Thursday, March 21, 2013

Fostering Innovation In Our Students





Classrooms are like collections of innovators.  Each student brings with them their own unique background and come together to join in on a community of thinkers and collaborators.  

Over the recent years there has been a surge of research and writings on the concept of collaborative groups and innovation.  Whenever I read about them, the possible parallels within education always jumped out at me.  As a teacher, it is my duty to work toward facilitating individual and group growth within the microcosm of the classroom.

Why not model a learning community after an environment geared towards collaborative innovation?

I have recently been reading a lot of nonfiction works that revolve around the topic of innovation, collaboration, and design.  One particularly gripping work by the author Steven Johnson.  A few years ago I took a class titled Biology: Technology of the Future.  The class used Steven Johnson's book Where Good Ideas Come From as its foundational text.  The concepts in the book resonated with me on not only a personal level, but on a professional one.   

The printing press, the pencil, the flush toilet, the battery—these are all great ideas.
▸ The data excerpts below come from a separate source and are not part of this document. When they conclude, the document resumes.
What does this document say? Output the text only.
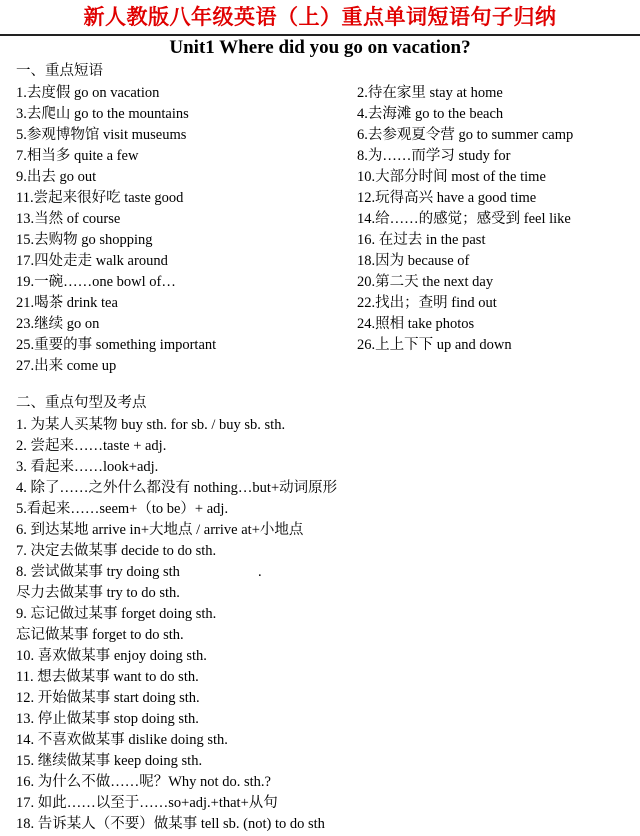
新人教版八年级英语（上）重点单词短语句子归纳
Unit1 Where did you go on vacation?
一、重点短语
1.去度假 go on vacation
3.去爬山 go to the mountains
5.参观博物馆 visit museums
7.相当多 quite a few
9.出去 go out
11.尝起来很好吃 taste good
13.当然 of course
15.去购物 go shopping
17.四处走走 walk around
19.一碗……one bowl of…
21.喝茶 drink tea
23.继续 go on
25.重要的事 something important
27.出来 come up
2.待在家里 stay at home
4.去海滩 go to the beach
6.去参观夏令营 go to summer camp
8.为……而学习 study for
10.大部分时间 most of the time
12.玩得高兴 have a good time
14.给……的感觉；感受到 feel like
16. 在过去 in the past
18.因为 because of
20.第二天 the next day
22.找出；查明 find out
24.照相 take photos
26.上上下下 up and down
二、重点句型及考点
1. 为某人买某物 buy sth. for sb. / buy sb. sth.
2. 尝起来……taste + adj.
3. 看起来……look+adj.
4. 除了……之外什么都没有 nothing…but+动词原形
5.看起来……seem+（to be）+ adj.
6. 到达某地 arrive in+大地点 / arrive at+小地点
7. 决定去做某事 decide to do sth.
8. 尝试做某事 try doing sth	.
尽力去做某事 try to do sth.
9. 忘记做过某事 forget doing sth.
忘记做某事 forget to do sth.
10. 喜欢做某事 enjoy doing sth.
11. 想去做某事 want to do sth.
12. 开始做某事 start doing sth.
13. 停止做某事 stop doing sth.
14. 不喜欢做某事 dislike doing sth.
15. 继续做某事 keep doing sth.
16. 为什么不做……呢？Why not do. sth.?
17. 如此……以至于……so+adj.+that+从句
18. 告诉某人（不要）做某事 tell sb. (not) to do sth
But where do they come from? What kind of environment breeds them? What sparks the flash of brilliance? How do we generate the breakthrough technologies that push forward our lives, our society, our culture? Steven Johnson’s answers are revelatory as he identifies the seven key patterns behind genuine innovation, and traces them across time and disciplines. From Darwin and Freud to the halls of Google and Apple, Johnson investigates the innovation hubs throughout modern time and pulls out applicable approaches and commonalities that seem to appear at moments of originality. Where Good Ideas Come From gives us both an important new understanding of the history of innovation and a set of useful strategies for cultivating our own creative breakthroughs.